Le 4 janvier, des Mig-23 en provenance de Ouadi-Doum franchissent la ligne rouge pour frapper Oum-Chalouba (où se situe le 2è REI) et Arada, Khadafi cherchant l’escalade. Les forces françaises sont alors contraintes de riposter.

Ouadi-Doum 2

Contrairement à l’opération Trionyx, ce n’est pas la piste qui est visée cette fois-ci, mais les installations radars de la base. Le 6 janvier, une première tentative a lieu. Trois Jaguars de l’EC 3/3 « Ardennes » équipés d’AS-37 Martel et escorté par des Mirage F1 décollent pour le nord du Tchad, mais les radars ne sont pas allumés. Retour sur la base de N’Djamena. Afin que le radar de Ouadi-Doum s’active, il est décidé de faire une diversion en allant « allumer » le radar de Faya-Largeau qui déclenchera l’alerte radar à Ouadi-Doum. Le lendemain, deux F1CR de l’ER 1/33 « Belfort » décollent de la capitale en direction du nord-ouest du Tchad et quatre Jaguars prennent la direction de la base libyenne par l’est puis le nord. Au nord-ouest de Faya, les F1CR montent à 6000 pieds et déclenchent l’alerte qui est relayée à Ouadi-Doum. Les Jaguars arrivant à très basse altitude captent une émission qui semble être le Flat Face principal. Un seul missile est tiré et les Jaguars font demi-tour. Les F1CR quant à eux plongent à basse altitude et prennent la direction du sud à grande vitesse. Ils sont vraisemblablement poursuivis par un Mig-23 sur une centaine de kilomètres, mais celui-ci ne peut les rattraper à cause de son manque d’autonomie. En effet, après l’attaque au sud de la ligne rouge le 4 janvier, les chasseurs ont quitté Ouadi-Doum pour se replier sur Aouzou et les bases du sud de la Libye.
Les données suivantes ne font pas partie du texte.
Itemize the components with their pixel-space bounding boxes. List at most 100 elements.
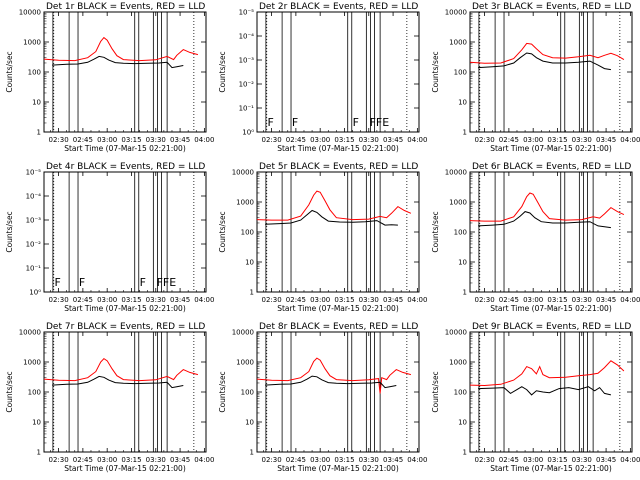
y-tick-label: 10⁻⁴ [239,33,255,41]
lld-series-line [256,190,412,221]
x-tick-label: 03:30 [359,296,379,304]
flag-label: FFE [157,276,177,289]
y-tick-label: 1 [250,449,254,457]
x-axis-label: Start Time (07-Mar-15 02:21:00) [277,304,399,313]
plot-frame [256,11,420,133]
y-tick-label: 10 [458,419,467,427]
y-tick-label: 1 [463,449,467,457]
x-tick-label: 03:00 [97,136,117,144]
x-tick-label: 03:15 [121,136,141,144]
x-tick-label: 04:00 [407,296,427,304]
lld-series-line [469,192,625,222]
y-tick-label: 1000 [449,359,467,367]
x-tick-label: 04:00 [194,296,214,304]
x-tick-label: 03:30 [572,136,592,144]
x-tick-label: 03:30 [146,296,166,304]
y-tick-label: 1000 [449,199,467,207]
y-axis-label: Counts/sec [5,371,14,412]
x-tick-label: 03:45 [383,296,403,304]
y-tick-label: 10⁻⁵ [239,9,255,17]
y-tick-label: 1 [37,129,41,137]
flag-label: FFE [370,116,390,129]
flag-label: F [268,116,274,129]
events-series-line [265,375,397,389]
panel-2: Det 2r BLACK = Events, RED = LLD 02:30 02:… [218,2,427,153]
panel-1: Det 1r BLACK = Events, RED = LLD 02:30 02:… [5,2,214,153]
x-tick-label: 02:30 [474,296,494,304]
x-tick-label: 02:30 [48,296,68,304]
panel-8: Det 8r BLACK = Events, RED = LLD 02:30 02:… [218,322,427,473]
y-tick-label: 1000 [236,199,254,207]
x-tick-label: 03:45 [170,136,190,144]
x-tick-label: 03:00 [523,456,543,464]
flag-label: F [353,116,359,129]
x-tick-label: 03:15 [334,456,354,464]
x-tick-label: 03:45 [596,456,616,464]
y-tick-label: 100 [241,229,254,237]
x-tick-label: 03:00 [310,456,330,464]
x-tick-label: 03:45 [170,456,190,464]
x-tick-label: 02:30 [48,136,68,144]
events-series-line [478,386,612,396]
x-tick-label: 03:15 [547,136,567,144]
x-tick-label: 02:30 [261,136,281,144]
events-series-line [52,55,184,69]
x-tick-label: 03:00 [310,136,330,144]
y-axis-label: Counts/sec [431,51,440,92]
plot-frame [43,171,207,293]
events-series-line [265,209,398,226]
y-tick-label: 10⁰ [242,129,254,137]
x-tick-label: 03:45 [596,296,616,304]
x-tick-label: 02:45 [499,296,519,304]
events-series-line [478,211,611,229]
y-tick-label: 1000 [23,39,41,47]
x-tick-label: 03:30 [359,456,379,464]
x-tick-label: 04:00 [407,136,427,144]
flag-label: F [292,116,298,129]
x-axis-label: Start Time (07-Mar-15 02:21:00) [64,464,186,473]
x-tick-label: 02:45 [286,296,306,304]
y-axis-label: Counts/sec [218,371,227,412]
y-tick-label: 100 [28,389,41,397]
lld-series-line [43,357,199,382]
y-tick-label: 10 [458,99,467,107]
panel-title: Det 8r BLACK = Events, RED = LLD [259,322,418,332]
panel-title: Det 5r BLACK = Events, RED = LLD [259,162,418,172]
x-tick-label: 03:15 [334,296,354,304]
x-axis-label: Start Time (07-Mar-15 02:21:00) [490,304,612,313]
x-tick-label: 03:15 [334,136,354,144]
y-tick-label: 1 [37,449,41,457]
x-tick-label: 02:30 [474,136,494,144]
panel-6: Det 6r BLACK = Events, RED = LLD 02:30 02:… [431,162,640,313]
panel-title: Det 9r BLACK = Events, RED = LLD [472,322,631,332]
y-tick-label: 10⁻¹ [239,105,255,113]
y-tick-label: 1000 [449,39,467,47]
x-tick-label: 03:00 [310,296,330,304]
x-tick-label: 04:00 [194,456,214,464]
y-tick-label: 100 [454,69,467,77]
x-tick-label: 02:30 [474,456,494,464]
x-axis-label: Start Time (07-Mar-15 02:21:00) [64,144,186,153]
x-tick-label: 03:15 [121,456,141,464]
x-tick-label: 02:30 [48,456,68,464]
y-tick-label: 10⁻³ [26,217,42,225]
x-tick-label: 03:00 [523,136,543,144]
y-tick-label: 10000 [19,329,41,337]
y-tick-label: 10000 [445,9,467,17]
panel-title: Det 2r BLACK = Events, RED = LLD [259,2,418,12]
y-tick-label: 10000 [232,169,254,177]
y-tick-label: 100 [454,229,467,237]
panel-5: Det 5r BLACK = Events, RED = LLD 02:30 02:… [218,162,427,313]
x-tick-label: 03:30 [146,136,166,144]
x-tick-label: 03:30 [359,136,379,144]
x-axis-label: Start Time (07-Mar-15 02:21:00) [277,464,399,473]
y-axis-label: Counts/sec [218,211,227,252]
x-tick-label: 02:30 [261,456,281,464]
flag-label: F [55,276,61,289]
panel-3: Det 3r BLACK = Events, RED = LLD 02:30 02:… [431,2,640,153]
x-tick-label: 04:00 [194,136,214,144]
y-tick-label: 1000 [236,359,254,367]
x-tick-label: 02:45 [286,456,306,464]
x-tick-label: 02:45 [499,136,519,144]
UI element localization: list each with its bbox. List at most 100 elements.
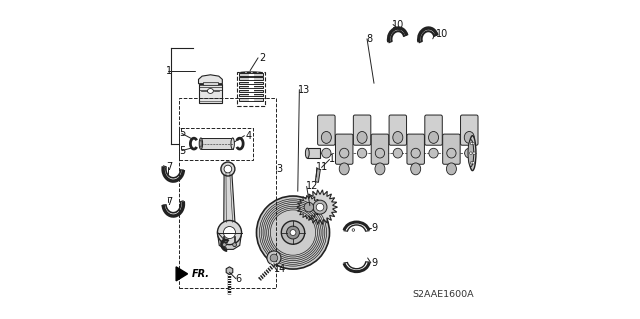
Text: 15: 15 <box>329 154 341 165</box>
Polygon shape <box>303 190 337 225</box>
Ellipse shape <box>375 148 385 158</box>
Ellipse shape <box>411 148 420 158</box>
Ellipse shape <box>322 148 331 158</box>
Ellipse shape <box>340 148 349 158</box>
Polygon shape <box>218 233 241 249</box>
Circle shape <box>472 142 474 145</box>
Bar <box>179 98 276 288</box>
Ellipse shape <box>321 131 332 143</box>
Circle shape <box>470 142 473 145</box>
Circle shape <box>313 200 327 214</box>
Ellipse shape <box>447 148 456 158</box>
Circle shape <box>224 165 232 173</box>
Ellipse shape <box>339 163 349 175</box>
Text: 8: 8 <box>366 34 372 44</box>
Ellipse shape <box>231 138 234 149</box>
Ellipse shape <box>305 148 309 158</box>
Bar <box>239 90 262 92</box>
Text: 16: 16 <box>217 227 229 238</box>
FancyBboxPatch shape <box>461 115 478 145</box>
Circle shape <box>287 226 300 239</box>
Text: 12: 12 <box>306 182 318 191</box>
Circle shape <box>218 220 241 245</box>
Ellipse shape <box>464 131 474 143</box>
Circle shape <box>221 162 235 176</box>
Text: 9: 9 <box>372 258 378 268</box>
Ellipse shape <box>393 131 403 143</box>
Bar <box>239 73 262 76</box>
Ellipse shape <box>393 148 403 158</box>
Bar <box>307 148 320 158</box>
Bar <box>239 85 262 88</box>
Ellipse shape <box>199 138 203 149</box>
Bar <box>239 98 262 101</box>
Polygon shape <box>226 267 233 274</box>
Ellipse shape <box>469 136 476 171</box>
Text: 5: 5 <box>179 129 186 138</box>
FancyBboxPatch shape <box>335 134 353 164</box>
Circle shape <box>257 196 330 269</box>
Bar <box>239 94 262 96</box>
Circle shape <box>267 251 281 265</box>
Ellipse shape <box>207 89 213 93</box>
Bar <box>239 78 262 80</box>
Circle shape <box>352 229 355 231</box>
Circle shape <box>223 226 236 239</box>
Text: 1: 1 <box>166 66 172 76</box>
Text: 11: 11 <box>316 162 328 173</box>
Circle shape <box>304 202 314 212</box>
Ellipse shape <box>429 131 438 143</box>
Text: 4: 4 <box>245 131 252 141</box>
Circle shape <box>223 243 227 247</box>
Circle shape <box>470 152 472 154</box>
Polygon shape <box>297 195 321 219</box>
Circle shape <box>290 230 296 235</box>
Text: 3: 3 <box>276 164 282 174</box>
Ellipse shape <box>357 131 367 143</box>
FancyBboxPatch shape <box>389 115 406 145</box>
Ellipse shape <box>357 148 367 158</box>
Bar <box>204 82 218 85</box>
Ellipse shape <box>447 163 456 175</box>
Bar <box>179 128 253 160</box>
Bar <box>237 72 266 106</box>
Circle shape <box>472 161 474 164</box>
Ellipse shape <box>200 140 202 147</box>
Ellipse shape <box>411 163 420 175</box>
Text: FR.: FR. <box>191 270 209 279</box>
Circle shape <box>316 203 324 211</box>
Polygon shape <box>176 267 188 281</box>
Circle shape <box>473 152 476 154</box>
Ellipse shape <box>375 163 385 175</box>
FancyBboxPatch shape <box>425 115 442 145</box>
Ellipse shape <box>429 148 438 158</box>
Text: S2AAE1600A: S2AAE1600A <box>412 290 474 299</box>
Bar <box>239 82 262 84</box>
Bar <box>201 138 233 149</box>
FancyBboxPatch shape <box>317 115 335 145</box>
Text: 5: 5 <box>179 145 186 156</box>
Polygon shape <box>224 171 235 226</box>
Text: 7: 7 <box>166 197 172 207</box>
FancyBboxPatch shape <box>407 134 424 164</box>
Text: 13: 13 <box>298 85 310 95</box>
FancyBboxPatch shape <box>353 115 371 145</box>
Text: 2: 2 <box>259 53 265 63</box>
Text: 6: 6 <box>235 274 241 284</box>
Text: 7: 7 <box>166 162 172 173</box>
Text: 10: 10 <box>436 29 448 39</box>
Text: 14: 14 <box>275 264 287 274</box>
Ellipse shape <box>468 140 474 167</box>
Bar <box>198 84 222 103</box>
Ellipse shape <box>465 148 474 158</box>
Circle shape <box>233 243 236 247</box>
Polygon shape <box>198 75 222 84</box>
Text: 9: 9 <box>372 223 378 233</box>
FancyBboxPatch shape <box>371 134 388 164</box>
Text: 10: 10 <box>392 19 404 30</box>
Polygon shape <box>316 168 320 182</box>
Circle shape <box>270 254 278 262</box>
Circle shape <box>282 221 305 244</box>
Circle shape <box>470 161 473 164</box>
FancyBboxPatch shape <box>443 134 460 164</box>
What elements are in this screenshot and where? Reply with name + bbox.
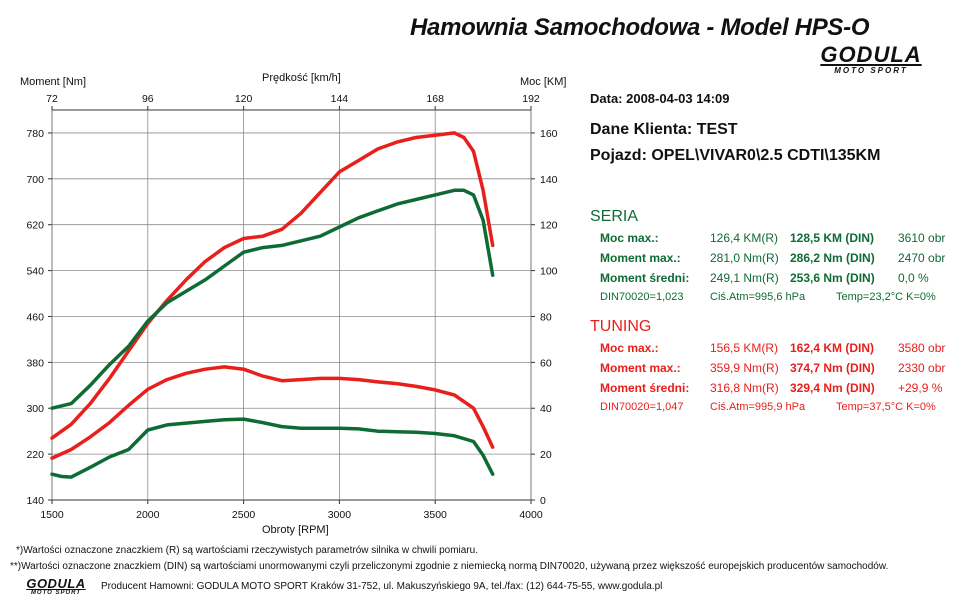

Le Martel semble avoir atteint sa cible, mais c’est la cabine technique devant le radar sur l’axe de tir qui est détruite, le missile s’étant verrouillé sur le rayonnement réfléchi par le toit. Le radar s’éteint de lui-même sans être détruit et la cabine ne sera jamais remplacée jusqu’à la prise de la base par les FANT en mars.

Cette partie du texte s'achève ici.